2.- We update or create the grouped data, this is included in the summary property.


"summary": {
    "filter": {
        "itemId": "{{doc.itemId}}",
        "month": "{{doc.month|number}}",
        "year": "{{doc.year|number}}"
    },
    "options": {
        "upsert": true
    },
    "update": {
        "$inc": {
            "total": "{{doc.total|number}}"
        },
        "$set": {
            "expiresAt": "{{ctx.expiration|expires}}",
            "month": "{{doc.month|number}}",
            "updatedAt": "{{__DATE_NOW__}}",
            "year": "{{doc.year|number}}"
        }
    }
}

The doc prefix refers to the result of the previous execution of match. Once the summary has been executed, we will already have in the dataSummaryCollection data to query if they comply or not with the filter.

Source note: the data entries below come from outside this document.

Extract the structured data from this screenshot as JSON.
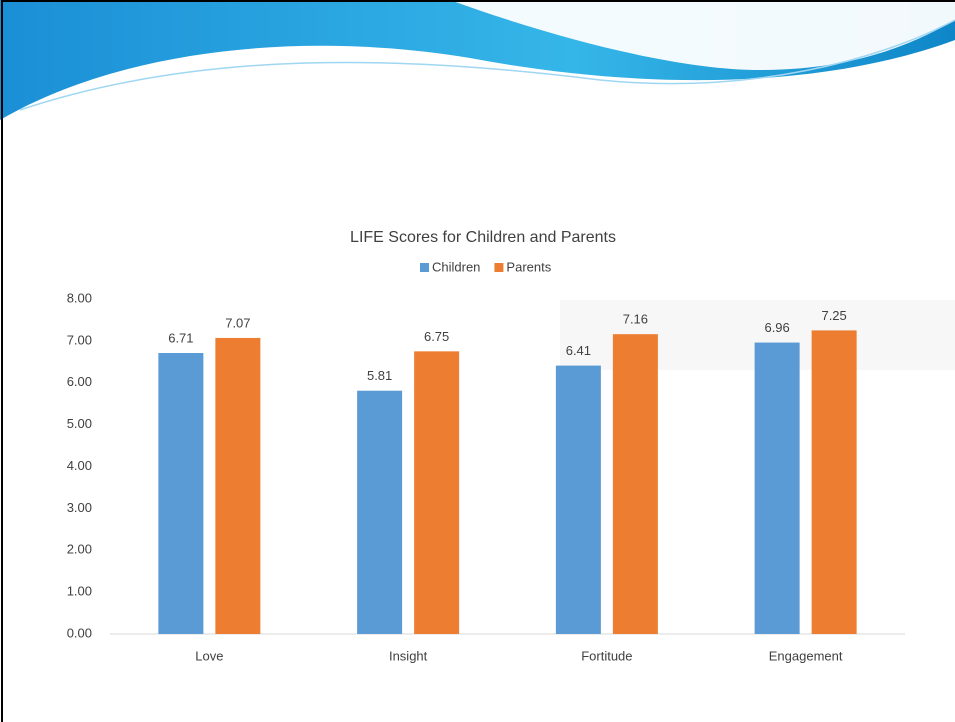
{
  "chart_data": {
    "type": "bar",
    "title": "LIFE Scores for Children and Parents",
    "categories": [
      "Love",
      "Insight",
      "Fortitude",
      "Engagement"
    ],
    "series": [
      {
        "name": "Children",
        "color": "#5b9bd5",
        "values": [
          6.71,
          5.81,
          6.41,
          6.96
        ]
      },
      {
        "name": "Parents",
        "color": "#ed7d31",
        "values": [
          7.07,
          6.75,
          7.16,
          7.25
        ]
      }
    ],
    "ylim": [
      0,
      8
    ],
    "yticks": [
      {
        "value": 0,
        "label": "0.00"
      },
      {
        "value": 1,
        "label": "1.00"
      },
      {
        "value": 2,
        "label": "2.00"
      },
      {
        "value": 3,
        "label": "3.00"
      },
      {
        "value": 4,
        "label": "4.00"
      },
      {
        "value": 5,
        "label": "5.00"
      },
      {
        "value": 6,
        "label": "6.00"
      },
      {
        "value": 7,
        "label": "7.00"
      },
      {
        "value": 8,
        "label": "8.00"
      }
    ],
    "grid": false,
    "legend": "top"
  }
}
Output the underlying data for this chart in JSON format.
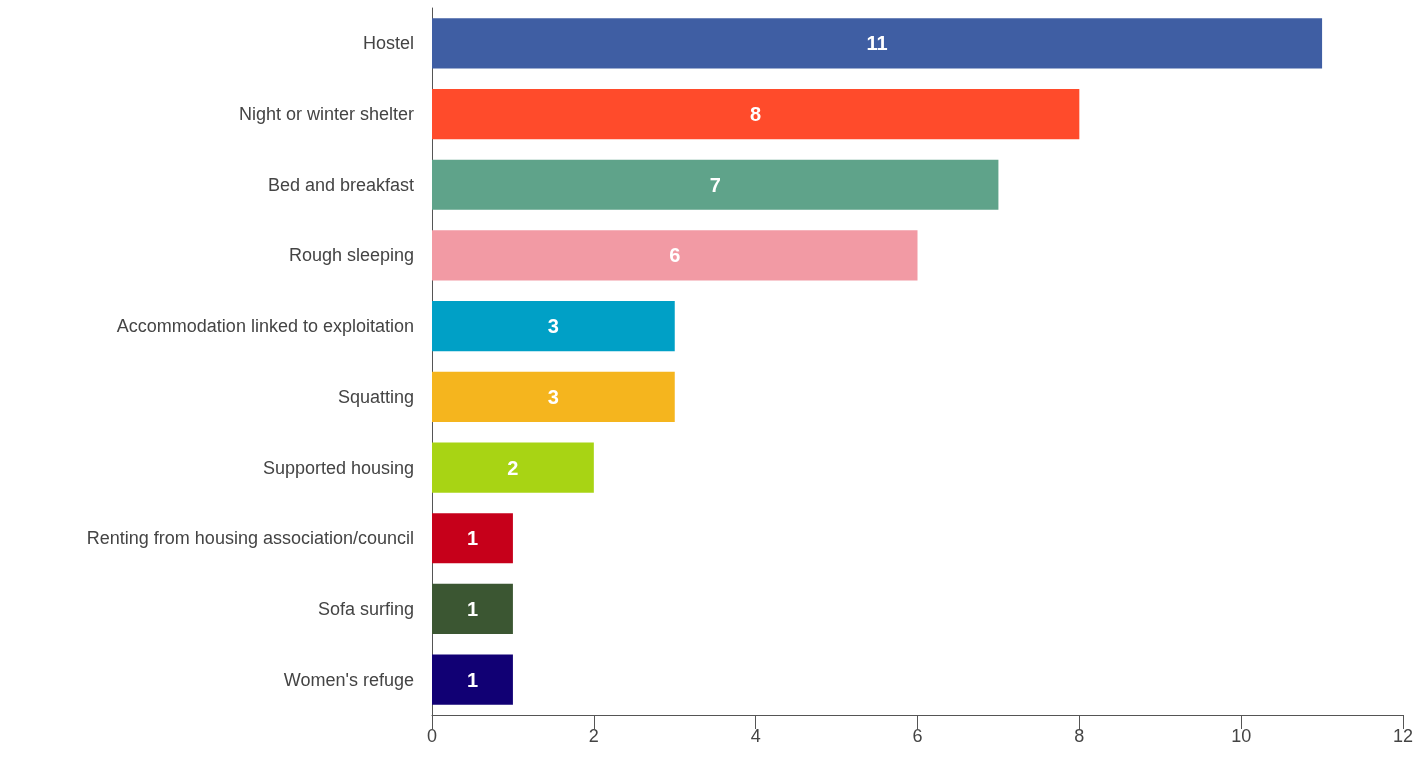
{
  "chart_data": {
    "type": "bar",
    "orientation": "horizontal",
    "categories": [
      "Hostel",
      "Night or winter shelter",
      "Bed and breakfast",
      "Rough sleeping",
      "Accommodation linked to exploitation",
      "Squatting",
      "Supported housing",
      "Renting from housing association/council",
      "Sofa surfing",
      "Women's refuge"
    ],
    "values": [
      11,
      8,
      7,
      6,
      3,
      3,
      2,
      1,
      1,
      1
    ],
    "colors": [
      "#3f5ea3",
      "#ff4b2b",
      "#5fa38a",
      "#f29aa4",
      "#00a0c6",
      "#f5b51e",
      "#a8d414",
      "#c6001a",
      "#3b5632",
      "#110074"
    ],
    "xlim": [
      0,
      12
    ],
    "xticks": [
      0,
      2,
      4,
      6,
      8,
      10,
      12
    ],
    "data_labels": true
  }
}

3.- Obtain the data that meet the filter. summaryFilter


"summaryFilter": {
    "filter": {
        "month": "{{ctx.month|number}}",
        "total": {
            "$gt": "{{vars.llm_execution_limit|number}}"
        },
        "year": "{{ctx.year|number}}"
    },
    "options": {
        "projection": {
            "_id": 0,
            "itemId": 1,
            "month": 1,
            "total": 1,
            "year": 1
        }
    }
}

In this case it looks for records that comply with the current month and year and that exceed the limit configured in vars.llm_execution_limit. The filter engine API stores the elements that exceed the filter in a cache each time the dataSummaryCollection is updated.

Check filters

Filters can be queried via Configuration API calls: https://ENV.auracognitive.com/aura-services/v2/routing-filters/FILTER_ID/items/ITEM_ID, or within a context filter.

Example:

{
  "name": "tvCustomRecommendation",
  "dialogs": [
    {
      "id": "tv-custom-recommendation",
      "onlyIn": [
        "set-top-box"
      ],
      "allowAnonymous": true,
      "triggerConditions": [
        {
          "intent": "intent.tv.custom_recommendation",
          "contextFilters": [
            {
              "name": "limit-num-messages-LLM-user",
              "type": "RoutingByFilter",                             <-- Set the type
              "conditions": "4a879583-5f76-4e6b-87c1-6250e8743dda",  <-- FilterId
                "name": "send-custom-messsage",
                "breakDialogExecution": true,
                "breakFilterEval": true,
                "redirectToIntent": "intent.send-custom-message",
                "resource": "intent.send-custom-message:default.message",
                "removeBypass": true,                                <-- Remove bypass
                "suggestions": false
              }
            }
          ],
          "settings": {
            "action": "noAction",
            "sound": "positive",
            "type": "common"
          }
        }
      ],
      "bypass": {
        "duration": 4,
        "payloadName": "openai",
        "initialData": {},
        "recognizersEnabled": true,
        "recognizersBreakIntents": {
          "intent.tv.display": [
            "[Display Channel]",
            "[Display Contents]"
          ],
          "intent.navigation.section_show": [
            "[Sections]"
          ]
        }
      }
    },

To include a filter inside a context filter the following properties must be included:

  • type: Must have the type “RoutingByFilter “.
  • conditions: It must have the id of the Filter we want to consult.

If the dialog has an associated Bypass it is important to add “removeBypass”: true inside the “true “ property.